Tailoring the Functionality of Organic Spacer Cations for Efficient and Stable Quasi‐2D Perovskite Solar Cells

Abstract The recent development of quasi‐2D perovskite solar cells have drawn significant attention due to the improved stability of these materials and devices against moisture compared to their 3D counterparts. However, the optoelectronic properties of 2D perovskites need to be optimized in order to achieve high efficiency.
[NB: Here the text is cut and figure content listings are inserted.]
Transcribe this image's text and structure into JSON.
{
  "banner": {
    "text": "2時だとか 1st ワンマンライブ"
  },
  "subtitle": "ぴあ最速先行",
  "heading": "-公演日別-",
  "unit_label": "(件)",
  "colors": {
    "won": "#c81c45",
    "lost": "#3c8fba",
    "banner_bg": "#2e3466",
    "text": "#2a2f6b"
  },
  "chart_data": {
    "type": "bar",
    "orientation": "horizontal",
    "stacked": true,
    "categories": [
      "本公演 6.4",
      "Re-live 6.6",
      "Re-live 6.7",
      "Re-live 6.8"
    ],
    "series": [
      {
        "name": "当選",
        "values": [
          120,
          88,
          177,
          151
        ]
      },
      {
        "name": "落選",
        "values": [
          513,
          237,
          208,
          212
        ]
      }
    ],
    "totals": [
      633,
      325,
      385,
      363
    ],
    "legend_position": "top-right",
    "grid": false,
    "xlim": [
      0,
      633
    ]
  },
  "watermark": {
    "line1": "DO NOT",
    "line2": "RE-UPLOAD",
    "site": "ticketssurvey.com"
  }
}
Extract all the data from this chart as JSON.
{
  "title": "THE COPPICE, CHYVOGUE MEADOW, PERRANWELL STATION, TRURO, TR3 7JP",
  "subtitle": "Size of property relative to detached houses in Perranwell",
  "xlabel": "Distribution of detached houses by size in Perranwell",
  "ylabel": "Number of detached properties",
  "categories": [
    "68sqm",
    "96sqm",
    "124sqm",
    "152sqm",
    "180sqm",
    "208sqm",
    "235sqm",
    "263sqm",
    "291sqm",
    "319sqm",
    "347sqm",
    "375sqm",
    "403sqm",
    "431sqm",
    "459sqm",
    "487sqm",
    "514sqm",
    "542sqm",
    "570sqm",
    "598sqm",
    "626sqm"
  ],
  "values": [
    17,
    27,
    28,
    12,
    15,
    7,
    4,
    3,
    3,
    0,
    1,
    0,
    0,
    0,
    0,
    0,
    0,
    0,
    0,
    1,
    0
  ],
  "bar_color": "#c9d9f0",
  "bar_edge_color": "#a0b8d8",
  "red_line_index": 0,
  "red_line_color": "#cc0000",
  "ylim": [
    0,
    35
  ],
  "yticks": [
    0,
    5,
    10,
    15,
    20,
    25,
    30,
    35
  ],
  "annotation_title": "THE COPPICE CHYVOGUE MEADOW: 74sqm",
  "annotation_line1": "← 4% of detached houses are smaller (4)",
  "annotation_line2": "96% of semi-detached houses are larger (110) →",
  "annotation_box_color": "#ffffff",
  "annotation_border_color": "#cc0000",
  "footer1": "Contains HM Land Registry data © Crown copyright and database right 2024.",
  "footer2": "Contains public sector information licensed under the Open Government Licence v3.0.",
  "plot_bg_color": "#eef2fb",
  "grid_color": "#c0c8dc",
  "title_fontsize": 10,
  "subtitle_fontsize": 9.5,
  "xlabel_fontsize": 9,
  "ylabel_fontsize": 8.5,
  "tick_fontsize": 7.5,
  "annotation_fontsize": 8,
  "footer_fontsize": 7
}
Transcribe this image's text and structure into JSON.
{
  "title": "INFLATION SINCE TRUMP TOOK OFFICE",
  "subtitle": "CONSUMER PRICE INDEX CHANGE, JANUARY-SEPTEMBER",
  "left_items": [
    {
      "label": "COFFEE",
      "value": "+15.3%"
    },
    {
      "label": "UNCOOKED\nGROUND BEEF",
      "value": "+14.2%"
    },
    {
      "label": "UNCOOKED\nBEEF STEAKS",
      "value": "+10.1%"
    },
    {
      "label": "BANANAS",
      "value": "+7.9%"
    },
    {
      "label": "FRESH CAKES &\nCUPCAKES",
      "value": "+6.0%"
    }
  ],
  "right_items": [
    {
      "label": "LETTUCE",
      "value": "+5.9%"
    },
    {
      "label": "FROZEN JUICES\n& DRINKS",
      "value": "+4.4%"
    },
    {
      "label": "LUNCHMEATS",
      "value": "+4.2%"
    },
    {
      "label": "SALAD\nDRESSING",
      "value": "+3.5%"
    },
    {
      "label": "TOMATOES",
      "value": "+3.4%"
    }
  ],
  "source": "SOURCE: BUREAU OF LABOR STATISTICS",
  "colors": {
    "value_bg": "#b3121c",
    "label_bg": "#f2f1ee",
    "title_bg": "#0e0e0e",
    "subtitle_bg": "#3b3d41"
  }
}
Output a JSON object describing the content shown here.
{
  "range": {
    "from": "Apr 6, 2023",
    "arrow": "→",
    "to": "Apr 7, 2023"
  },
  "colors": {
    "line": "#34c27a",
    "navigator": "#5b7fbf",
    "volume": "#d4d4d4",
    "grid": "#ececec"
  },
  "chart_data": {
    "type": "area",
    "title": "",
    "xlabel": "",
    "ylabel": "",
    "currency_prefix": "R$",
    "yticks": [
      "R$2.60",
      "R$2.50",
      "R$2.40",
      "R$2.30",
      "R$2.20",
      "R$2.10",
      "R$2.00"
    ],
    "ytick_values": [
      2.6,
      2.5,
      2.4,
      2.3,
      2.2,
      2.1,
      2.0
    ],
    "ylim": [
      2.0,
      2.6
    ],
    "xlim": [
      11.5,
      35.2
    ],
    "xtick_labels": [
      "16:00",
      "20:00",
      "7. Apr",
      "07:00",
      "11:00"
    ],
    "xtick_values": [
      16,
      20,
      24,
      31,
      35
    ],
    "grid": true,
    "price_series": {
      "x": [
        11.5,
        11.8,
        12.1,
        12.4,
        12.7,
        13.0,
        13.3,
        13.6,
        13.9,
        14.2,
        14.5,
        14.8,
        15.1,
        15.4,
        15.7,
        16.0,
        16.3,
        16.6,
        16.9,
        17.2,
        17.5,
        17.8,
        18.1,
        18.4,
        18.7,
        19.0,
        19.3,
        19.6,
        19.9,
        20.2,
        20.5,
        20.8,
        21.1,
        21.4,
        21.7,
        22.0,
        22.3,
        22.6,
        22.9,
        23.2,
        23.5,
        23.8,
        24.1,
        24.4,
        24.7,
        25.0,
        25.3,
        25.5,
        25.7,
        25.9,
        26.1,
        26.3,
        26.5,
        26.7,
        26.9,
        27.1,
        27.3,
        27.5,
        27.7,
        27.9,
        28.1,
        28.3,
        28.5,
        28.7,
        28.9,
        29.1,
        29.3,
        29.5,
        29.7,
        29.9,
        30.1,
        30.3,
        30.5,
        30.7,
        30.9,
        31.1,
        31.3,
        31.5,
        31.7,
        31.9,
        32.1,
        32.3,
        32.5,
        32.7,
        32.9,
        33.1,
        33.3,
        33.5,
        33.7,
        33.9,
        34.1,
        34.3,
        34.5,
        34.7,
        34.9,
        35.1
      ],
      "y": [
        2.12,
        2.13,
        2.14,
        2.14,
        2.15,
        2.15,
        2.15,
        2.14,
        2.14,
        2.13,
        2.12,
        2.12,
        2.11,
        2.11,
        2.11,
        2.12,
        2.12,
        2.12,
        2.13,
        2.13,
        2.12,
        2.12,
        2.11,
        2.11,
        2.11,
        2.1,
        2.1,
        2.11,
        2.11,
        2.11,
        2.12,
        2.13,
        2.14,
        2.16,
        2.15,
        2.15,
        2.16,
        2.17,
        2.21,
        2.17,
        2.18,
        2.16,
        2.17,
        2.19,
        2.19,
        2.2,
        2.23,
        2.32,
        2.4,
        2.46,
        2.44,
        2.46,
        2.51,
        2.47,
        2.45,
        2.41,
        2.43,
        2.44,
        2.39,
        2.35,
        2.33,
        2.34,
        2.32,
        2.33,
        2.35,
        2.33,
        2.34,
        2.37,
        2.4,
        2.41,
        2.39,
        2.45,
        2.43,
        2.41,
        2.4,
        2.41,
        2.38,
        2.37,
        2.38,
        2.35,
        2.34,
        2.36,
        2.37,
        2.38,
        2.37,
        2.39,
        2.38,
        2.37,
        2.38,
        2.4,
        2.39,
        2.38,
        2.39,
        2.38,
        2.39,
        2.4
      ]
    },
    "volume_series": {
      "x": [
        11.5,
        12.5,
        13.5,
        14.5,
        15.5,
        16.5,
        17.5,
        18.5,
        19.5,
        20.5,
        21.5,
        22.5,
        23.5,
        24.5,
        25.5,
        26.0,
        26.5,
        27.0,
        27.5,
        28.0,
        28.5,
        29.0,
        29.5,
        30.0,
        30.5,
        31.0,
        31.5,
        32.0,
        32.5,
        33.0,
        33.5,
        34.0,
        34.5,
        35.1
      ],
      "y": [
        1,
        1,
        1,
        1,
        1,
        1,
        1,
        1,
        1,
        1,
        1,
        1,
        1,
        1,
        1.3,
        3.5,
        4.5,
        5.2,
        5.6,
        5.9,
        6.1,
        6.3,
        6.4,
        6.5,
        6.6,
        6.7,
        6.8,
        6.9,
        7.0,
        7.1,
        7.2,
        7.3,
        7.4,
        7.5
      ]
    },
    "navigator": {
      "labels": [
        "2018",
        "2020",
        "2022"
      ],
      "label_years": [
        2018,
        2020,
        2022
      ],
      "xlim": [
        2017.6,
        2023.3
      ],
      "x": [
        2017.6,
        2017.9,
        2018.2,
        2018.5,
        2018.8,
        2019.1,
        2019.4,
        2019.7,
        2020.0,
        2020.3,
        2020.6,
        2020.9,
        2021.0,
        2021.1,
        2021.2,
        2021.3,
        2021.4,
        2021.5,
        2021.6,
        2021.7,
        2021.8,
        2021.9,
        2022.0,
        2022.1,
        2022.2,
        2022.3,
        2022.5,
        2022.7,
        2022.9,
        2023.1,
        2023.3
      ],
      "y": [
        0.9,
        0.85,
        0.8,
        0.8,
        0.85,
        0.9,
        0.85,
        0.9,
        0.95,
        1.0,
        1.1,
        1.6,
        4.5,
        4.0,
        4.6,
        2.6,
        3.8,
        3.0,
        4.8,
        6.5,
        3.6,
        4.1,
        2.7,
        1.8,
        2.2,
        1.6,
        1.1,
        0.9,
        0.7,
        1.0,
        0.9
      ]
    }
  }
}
In this work, the effect of spacer cations, i.e., phenethylammonium (PEA), 4‐fluorophenethylammonium (F‐PEA), and 4‐methoxyphenethylammonium (MeO‐PEA) on the optoelectronic properties and device performance of quasi‐2D perovskites is systematically studied. It is observed that both larger and more hydrophobic cations can improve perovskite stability against moisture, while larger size can adversely influence the device performance. Interestingly, with F‐PEA or MeO‐PEA, distribution of n value can be shifted toward high 3D content in quasi‐2D perovskite layers, which enables lower bandgaps and possibly lower exciton binding energy. Due to the best charge transport and lowest bandgap, the F‐PEAI‐based quasi‐2D perovskite ( n = 5) solar cell shows a highest power conversion efficiency (PCE) of 14.5% with excellent stability in air with a humidity of 40–50%, keeping 90% of the original PCE after 40 d. It is believed that the approach may open a way for the design of new organic spacer cations for stable low‐dimensional hybrid perovskites with high performance.